The fact is, most people’s daily diets contain an adequate amount of protein naturally. Just take a look at the following foods and their protein content:
- 1 egg: 6g
- 1 chicken breast: 20g
- 30g cheddar cheese: 7.5g
- 1 serving cooked beef mince: 18g
- 1/2 pot cottage cheese: 18g
- 1 tin of tuna: 25g
- 1 serving Greek yogurt: 18g
When you consider the fact that the average recommended daily intake of protein is 55.5g (45g for women), you can see it’s pretty easy for most people to eat the required amount, with no shakes or powders required.
And even though it’s recommended that endurance athletes (that’s us runners) eat a bit more protein (1.2 to 1.7g/kg body weight), this is still perfectly feasible if you’re eating a healthy, balanced diet.
Timing is everything
Of course, the issue comes when you factor in timing: it’s important to take on protein within 30 minutes of exercise. With many of us not fancying a sit-down meal straight after exercise (or this simply not being feasible), it could seem this is a good reason to spend your cash on protein supplements.
Again, there’s a cheaper alternative. A good old-fashioned glass of milk offers roughly 8g protein (if you need a non-dairy option, soya milk contains around 7g).

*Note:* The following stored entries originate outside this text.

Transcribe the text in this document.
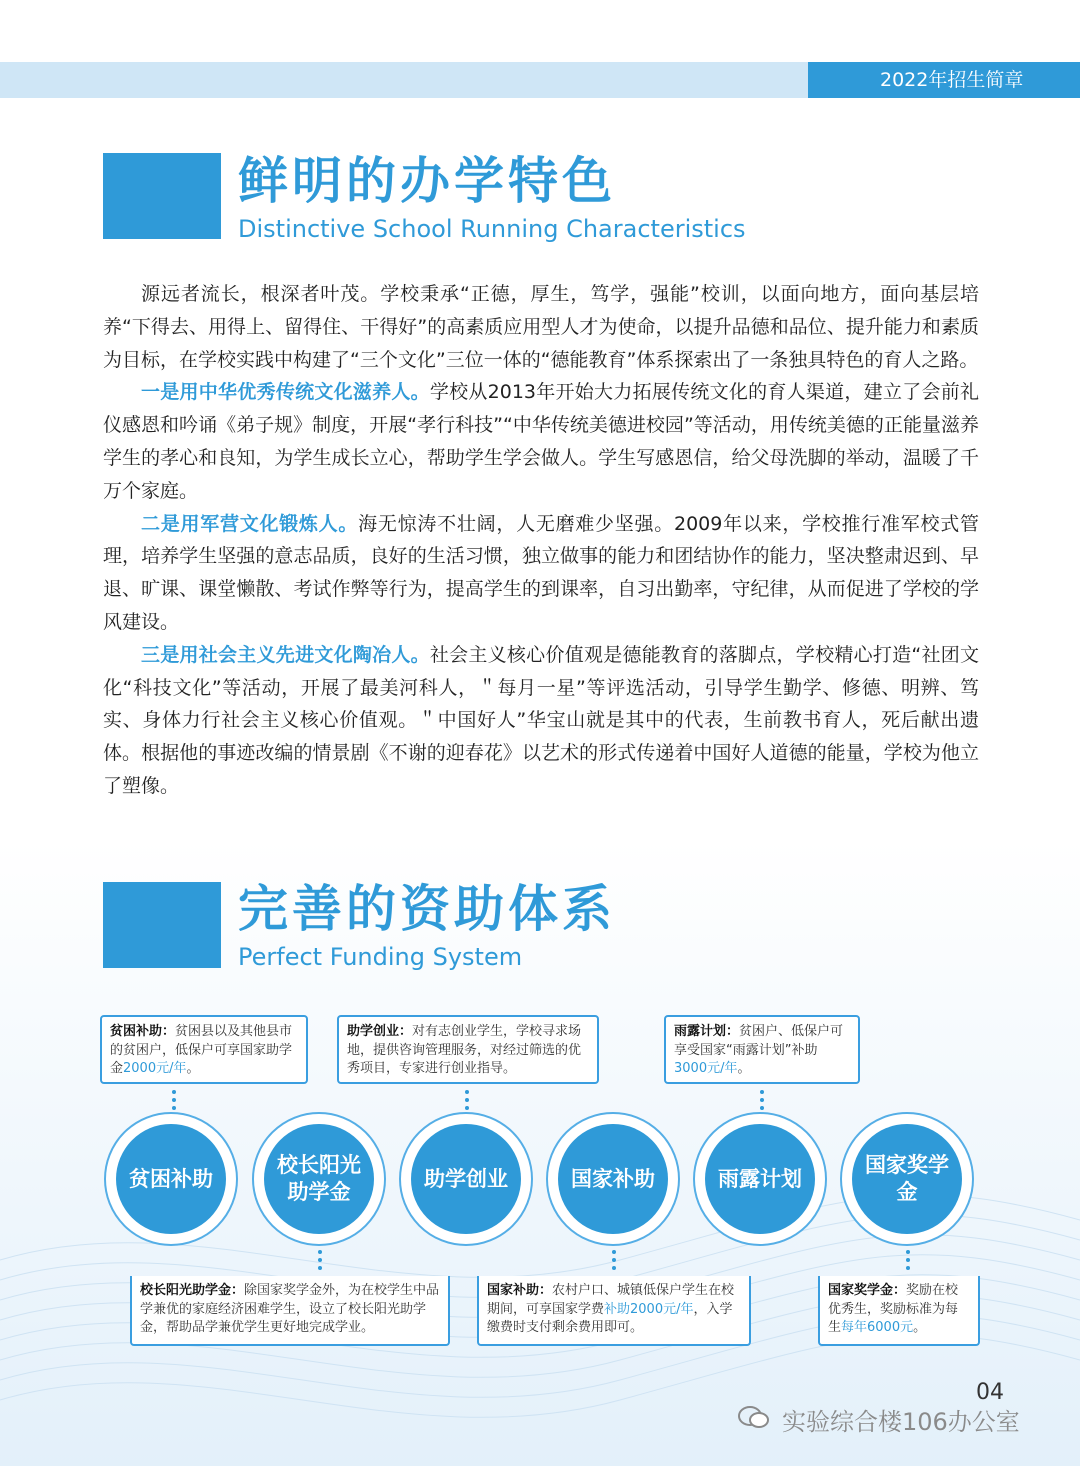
2022年招生简章
鲜明的办学特色
Distinctive School Running Characteristics

源远者流长，根深者叶茂。学校秉承“正德，厚生，笃学，强能”校训，以面向地方，面向基层培养“下得去、用得上、留得住、干得好”的高素质应用型人才为使命，以提升品德和品位、提升能力和素质为目标，在学校实践中构建了“三个文化”三位一体的“德能教育”体系探索出了一条独具特色的育人之路。

一是用中华优秀传统文化滋养人。学校从2013年开始大力拓展传统文化的育人渠道，建立了会前礼仪感恩和吟诵《弟子规》制度，开展“孝行科技”“中华传统美德进校园”等活动，用传统美德的正能量滋养学生的孝心和良知，为学生成长立心，帮助学生学会做人。学生写感恩信，给父母洗脚的举动，温暖了千万个家庭。

二是用军营文化锻炼人。海无惊涛不壮阔，人无磨难少坚强。2009年以来，学校推行准军校式管理，培养学生坚强的意志品质，良好的生活习惯，独立做事的能力和团结协作的能力，坚决整肃迟到、早退、旷课、课堂懒散、考试作弊等行为，提高学生的到课率，自习出勤率，守纪律，从而促进了学校的学风建设。

三是用社会主义先进文化陶冶人。社会主义核心价值观是德能教育的落脚点，学校精心打造“社团文化“科技文化”等活动，开展了最美河科人，＂每月一星”等评选活动，引导学生勤学、修德、明辨、笃实、身体力行社会主义核心价值观。＂中国好人”华宝山就是其中的代表，生前教书育人，死后献出遗体。根据他的事迹改编的情景剧《不谢的迎春花》以艺术的形式传递着中国好人道德的能量，学校为他立了塑像。

完善的资助体系
Perfect Funding System
贫困补助：贫困县以及其他县市的贫困户，低保户可享国家助学金2000元/年。
助学创业：对有志创业学生，学校寻求场地，提供咨询管理服务，对经过筛选的优秀项目，专家进行创业指导。
雨露计划：贫困户、低保户可享受国家“雨露计划”补助3000元/年。
贫困补助
校长阳光助学金
助学创业	国家补助	雨露计划
国家奖学金
校长阳光助学金：除国家奖学金外，为在校学生中品学兼优的家庭经济困难学生，设立了校长阳光助学金，帮助品学兼优学生更好地完成学业。
国家补助：农村户口、城镇低保户学生在校期间，可享国家学费补助2000元/年，入学缴费时支付剩余费用即可。
国家奖学金：奖励在校优秀生，奖励标准为每生每年6000元。
04
实验综合楼106办公室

And if you’re after more of a taste sensation, a glass of chocolate milk is often hailed as the ultimate post-exercise recovery drink, with the perfect carbs-to-protein ratio.
With market researcher Mintel calculating that UK consumers spent a whopping £66 million on sports nutrition products in 2015, you could be doing your bank account a favour by switching to a cheaper alternative.
And it’s not just your wallet that might thank you: according to the NHS, if you’re overdoing it on the protein front, you could be at increased risk of developing a range of health problems, including osteoporosis.
Then there’s the growing trend of people misguidedly using protein supplements as a means to radically change their body shape, with the British Dietetic Association claiming the advertising of such products is deliberately misleading young people
If you do feel the need to use protein shakes or bars, the key is to remember they are a dietary supplement – they are not designed to replace your usual meals, as they don’t contain the correct balance of vitamins and minerals to keep you healthy.
And if you’re eating a balanced diet anyway, they are probably not necessary. With medical experts in agreement that, as we’re eating enough protein in our diets anyway, the benefits of protein supplements are small to non-existent, the additional protein you take on from supplements (along with the money you spend on them) could be going straight down the toilet.